2010 Missouri Valley Conference baseball tournament
- Teams: 8
- Format: Double-elimination
- Finals site: Eck Stadium; Wichita, Kansas;
- Champions: Illinois State (2nd title)
- Winning coach: Mark Kingston (1st title)
- MVP: Kevin Tokarski (Illinois State)

= 2010 Missouri Valley Conference baseball tournament =

The 2010 Missouri Valley Conference baseball tournament took place May 25–29. All eight teams met in the double-elimination tournament held at Wichita State's Eck Stadium - Tyler Field in Wichita, Kansas. Illinois State won their second tournament championship and earned the conference's automatic bid to the 2010 NCAA Division I baseball tournament.

==Seeding and format==
The league's eight teams were seeded based on conference winning percentage.
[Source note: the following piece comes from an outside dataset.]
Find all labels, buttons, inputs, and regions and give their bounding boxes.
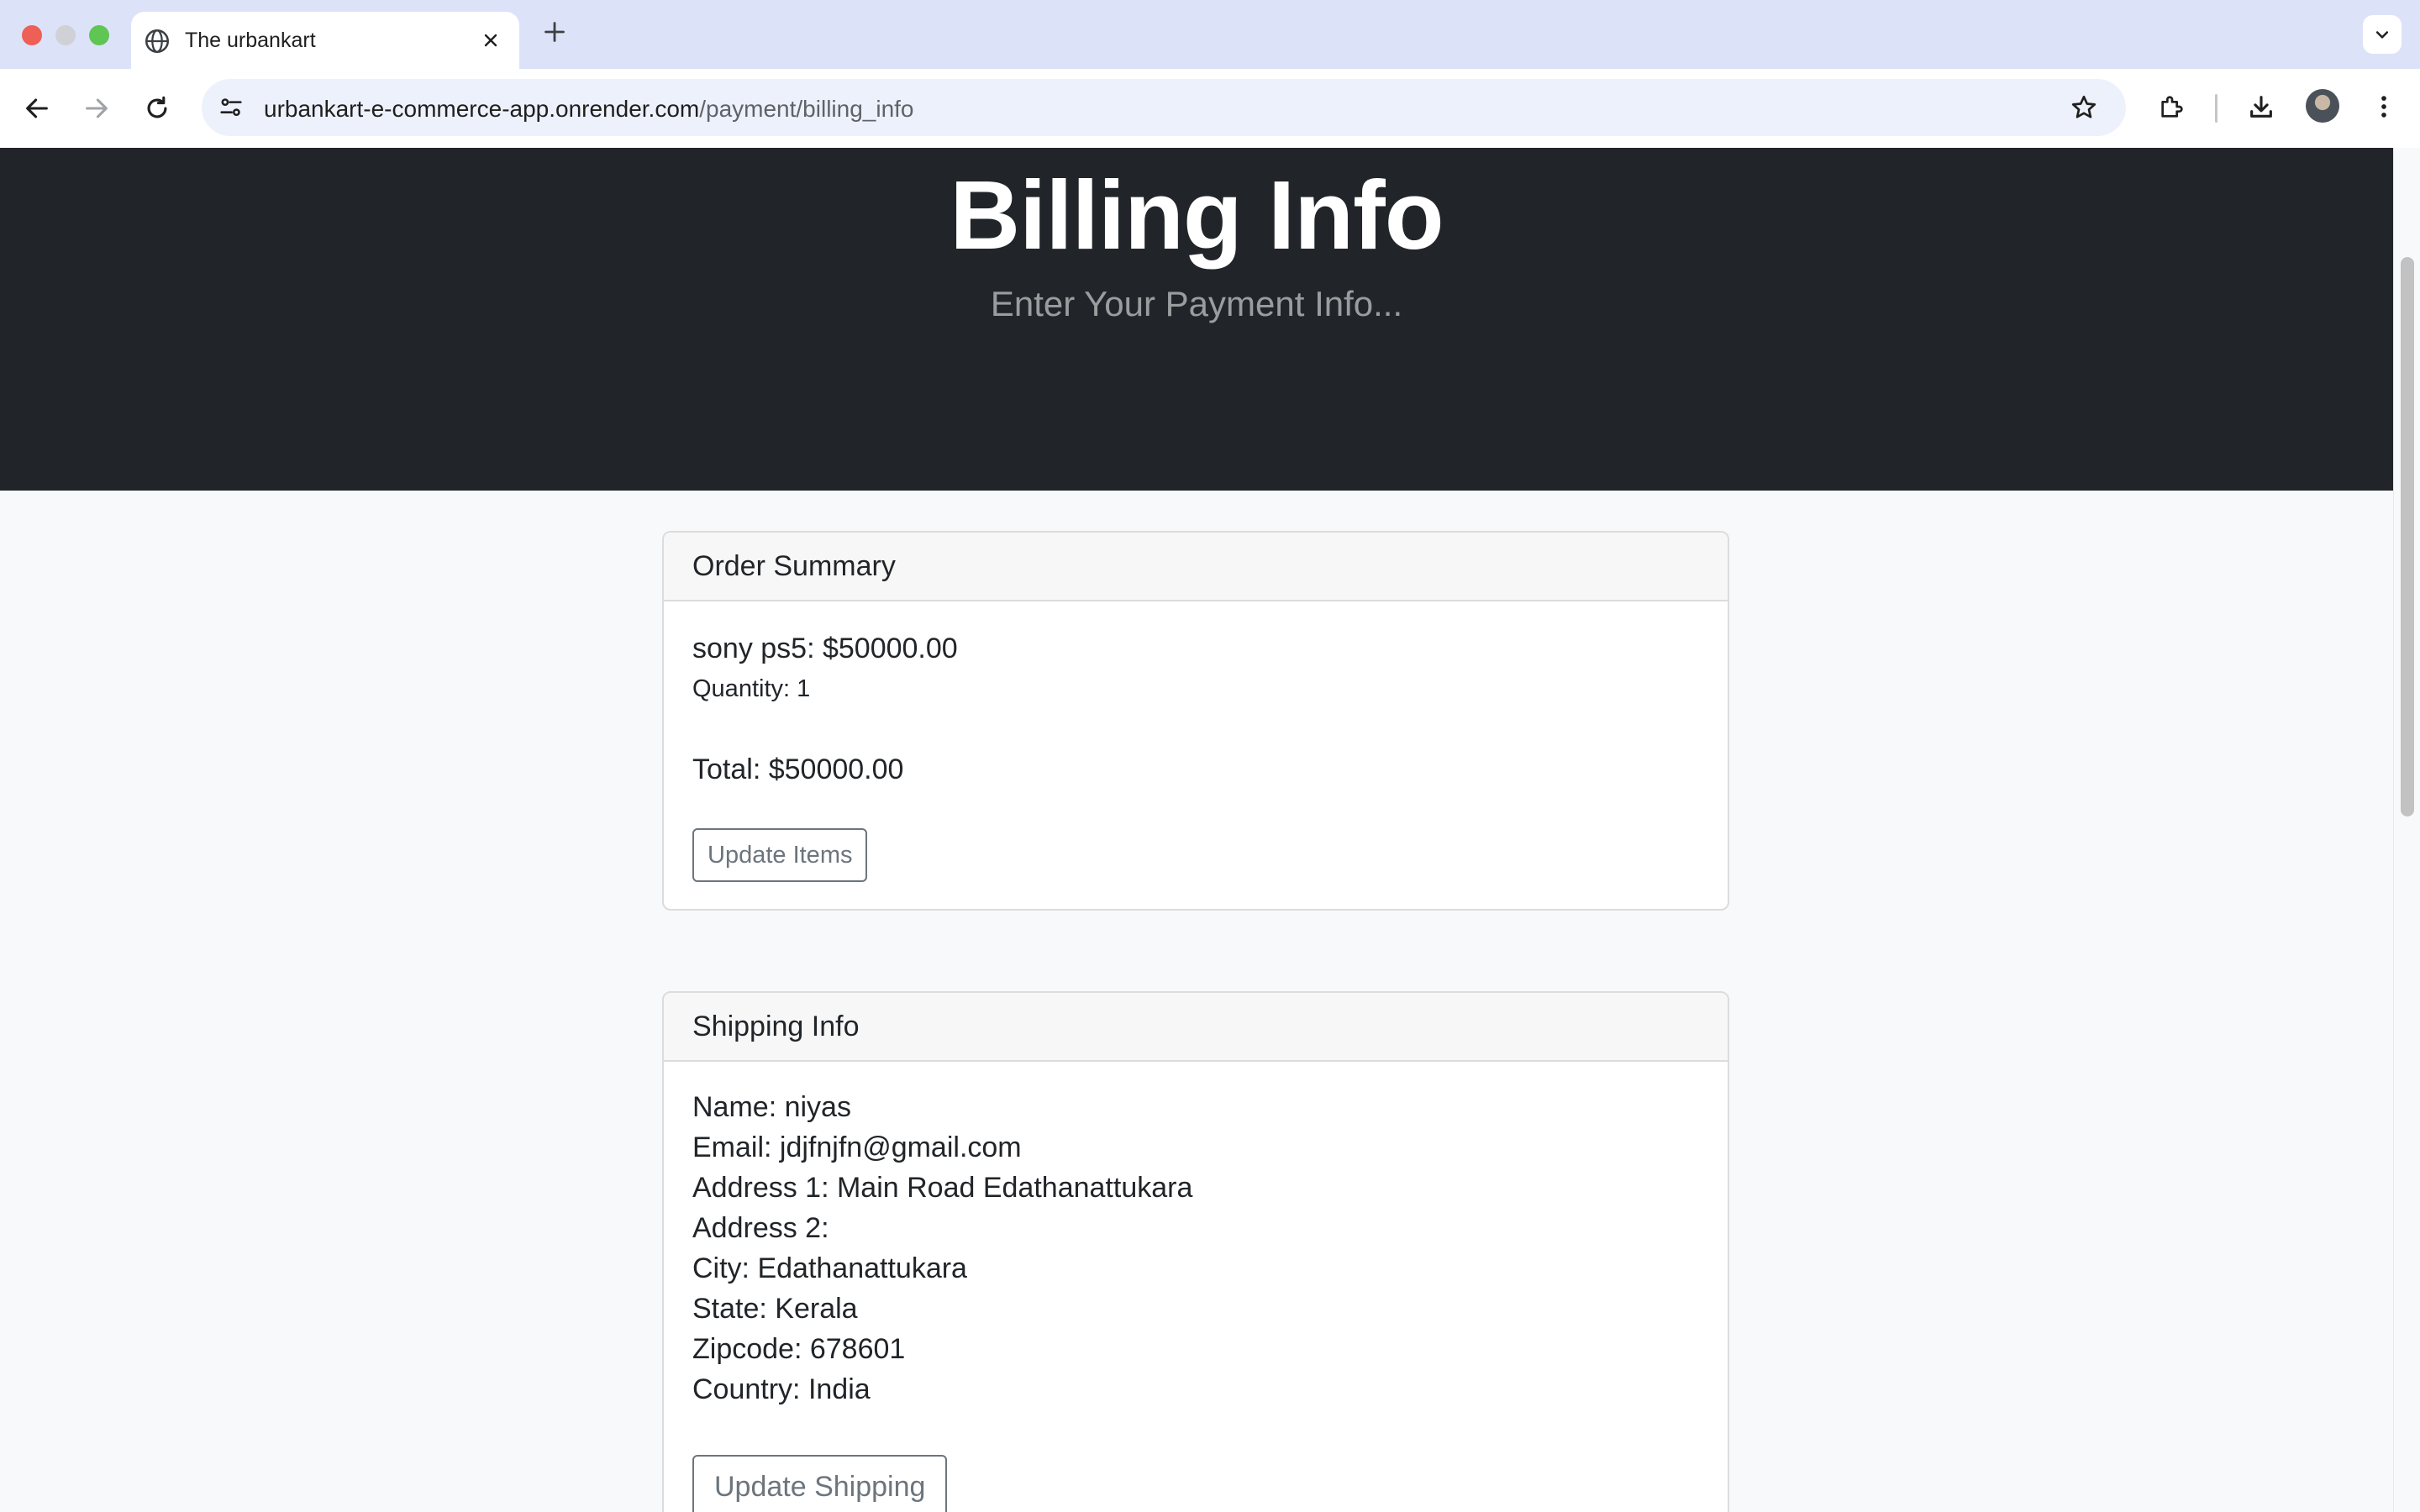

They then played a two bracket, double-elimination format tournament, with the winner of each bracket then playing a single elimination final.

==All-Tournament Team==
The following players were named to the All-Tournament Team.

| POS | Name | School |
|---|---|---|
| C | Matt Mirabel | Illinois State |
| 1B | Zack Amrein | Illinois State |
| 2B | Kevin Tokarski | Illinois State |
| SS | Eric Stamets | Evansville |
| 3B | Cody Fick | Evansville |
| UT | Kevin Medrano | Missouri State |
| UT | Ryan Court | Illinois State |
| DH | Evan Kohli | Illinois State |
| OF | Bret Bascue | Wichita State |
| OF | Greg Wallace | Evansville |
| OF | Trever Adams | Creighton |
| P | Tim Kelley | Wichita State |
| P | Kenny Long | Illinois State |

===Most Outstanding Player===
Illinois State second baseman Kevin Tokarski was named Most Outstanding Player.